The team remained strong throughout the decade (winning the 1909 World Series in the year Forbes Field opened) but faded when Wagner and Clarke retired and Leach left town. They returned to prominence in the 20s and 30s behind players like the Waner brothers, Pie Traynor, Carey, Kiki Cuyler, Vaughan, George Grantham and Glenn Wright. Once this group left in the late 30s and 40s, things again turned sour. Ralph Kiner was the sole bright spot of many of the teams in the late 40s and early 50s. The team had not prepared well for the farm-system era. To fix this, they brought in Branch Rickey as General Manager.
The Rickey teams were known as the "Rickey Dinks" for the number of young kids who were playing.
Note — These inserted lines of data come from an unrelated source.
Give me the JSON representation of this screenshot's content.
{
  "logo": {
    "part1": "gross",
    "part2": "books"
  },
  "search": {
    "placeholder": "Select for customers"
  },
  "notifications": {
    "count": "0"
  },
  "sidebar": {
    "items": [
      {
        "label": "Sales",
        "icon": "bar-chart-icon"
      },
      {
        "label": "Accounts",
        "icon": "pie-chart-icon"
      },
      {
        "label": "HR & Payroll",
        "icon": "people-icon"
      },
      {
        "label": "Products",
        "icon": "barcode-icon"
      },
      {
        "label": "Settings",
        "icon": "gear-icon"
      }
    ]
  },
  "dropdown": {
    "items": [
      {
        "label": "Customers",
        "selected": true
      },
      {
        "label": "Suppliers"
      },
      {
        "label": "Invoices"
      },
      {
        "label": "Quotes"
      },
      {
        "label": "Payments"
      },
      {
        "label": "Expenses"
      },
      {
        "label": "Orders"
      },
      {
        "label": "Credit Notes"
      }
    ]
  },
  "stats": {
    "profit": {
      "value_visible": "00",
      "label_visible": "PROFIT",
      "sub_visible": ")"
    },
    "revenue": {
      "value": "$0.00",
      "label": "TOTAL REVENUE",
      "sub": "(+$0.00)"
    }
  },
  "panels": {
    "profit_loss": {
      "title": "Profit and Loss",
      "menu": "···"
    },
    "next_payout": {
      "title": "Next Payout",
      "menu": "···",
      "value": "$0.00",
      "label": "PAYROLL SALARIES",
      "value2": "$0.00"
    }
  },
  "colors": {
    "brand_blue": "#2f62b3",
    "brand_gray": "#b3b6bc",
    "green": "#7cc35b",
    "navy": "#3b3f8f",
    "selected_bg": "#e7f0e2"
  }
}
While Rickey would not remain to see the fruits of his projects, the increased attention to the minors led to the development of guys like Clemente, Bill Mazeroski, Vernon Law, Bob Friend, Bob Skinner, Dick Groat and ElRoy Face who would lead the team to a World Series title in 1960.
The Pirates, initially slow to integrate, were quickly becoming one of the most integrated teams and sent out the first all-minority lineup in baseball history. Players like Stargell, Clemente, Dave Parker, Al Oliver, Manny Sanguillen and Dock Ellis played pivotal roles in establishing the team as one of the greatest in the National League in the 1970s.
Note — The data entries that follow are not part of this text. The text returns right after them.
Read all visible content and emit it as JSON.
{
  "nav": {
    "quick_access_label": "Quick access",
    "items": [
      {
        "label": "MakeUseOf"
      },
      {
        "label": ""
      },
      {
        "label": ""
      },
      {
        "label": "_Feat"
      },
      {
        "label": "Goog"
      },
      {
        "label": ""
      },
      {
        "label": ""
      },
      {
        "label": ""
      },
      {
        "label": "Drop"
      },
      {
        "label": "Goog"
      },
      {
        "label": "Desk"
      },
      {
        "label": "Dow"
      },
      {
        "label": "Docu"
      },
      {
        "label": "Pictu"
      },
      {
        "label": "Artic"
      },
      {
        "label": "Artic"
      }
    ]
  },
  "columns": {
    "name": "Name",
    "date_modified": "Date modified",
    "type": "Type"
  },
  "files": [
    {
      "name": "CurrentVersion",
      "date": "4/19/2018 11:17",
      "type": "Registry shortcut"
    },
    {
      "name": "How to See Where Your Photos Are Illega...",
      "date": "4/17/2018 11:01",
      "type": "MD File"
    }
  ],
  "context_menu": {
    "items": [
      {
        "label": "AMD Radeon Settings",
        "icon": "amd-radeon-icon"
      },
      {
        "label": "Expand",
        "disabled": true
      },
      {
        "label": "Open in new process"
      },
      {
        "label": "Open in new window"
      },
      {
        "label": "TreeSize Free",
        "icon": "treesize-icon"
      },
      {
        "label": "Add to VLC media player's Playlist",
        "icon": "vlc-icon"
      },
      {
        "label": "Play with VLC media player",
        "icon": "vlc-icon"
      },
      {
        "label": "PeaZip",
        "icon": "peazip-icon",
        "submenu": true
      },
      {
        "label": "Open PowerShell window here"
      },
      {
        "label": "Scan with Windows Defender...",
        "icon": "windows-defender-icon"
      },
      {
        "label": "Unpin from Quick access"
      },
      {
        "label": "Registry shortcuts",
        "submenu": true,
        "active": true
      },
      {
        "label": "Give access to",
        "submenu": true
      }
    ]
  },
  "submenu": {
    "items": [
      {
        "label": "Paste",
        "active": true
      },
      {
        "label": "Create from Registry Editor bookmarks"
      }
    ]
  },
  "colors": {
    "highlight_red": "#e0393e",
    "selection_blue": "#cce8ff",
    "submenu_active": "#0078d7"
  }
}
Again the team declined as the older players left or faded away. The farm system continued to produce with Bonds and the deft hand of GM Syd Thrift brought the team lots of talent in trades - in the span of a few years, the team picked up young prospects Bobby Bonilla, Andy Van Slyke and Doug Drabek and turned them into stars. Three heart-break years in a row in the NLCS followed from 1990 to 1992.
The Pirates, pleading an inability to sign expensive players, let Bonds, Bonilla and Drabek go and began a series of 13 straight losing seasons. The plight was worsened under GM Cam Bonifay, who kept signing has-beens and never-weres like Pat Meares and Derek Bell to expensive, multi-year contracts. The team repeatedly let their young prospects go for little to nothing - Chris Shelton, Chris Young, Aramis Ramirez and more left town in poor administrative moves. During this period, the team foisted the financing of a new stadium on the citizens of Pittsburgh. While fans have been pleased with the wonderful design of PNC Park, they remain angry with the funding mechanisms employed and the team's claims of a new park helping attendance proved as silly and empty as such claims usually are. Replacing Bonifay with Dave Littlefield as GM did little good; Littlefield did not sign over-the-hill players but continued to ask for little in trades, requesting "major-league-ready" players instead of young prospects.
In 2008, the team tied the North American professional sports record for futility with 16 consecutive losing seasons; only the 1933-1948 Philadelphia Phillies had done as poorly.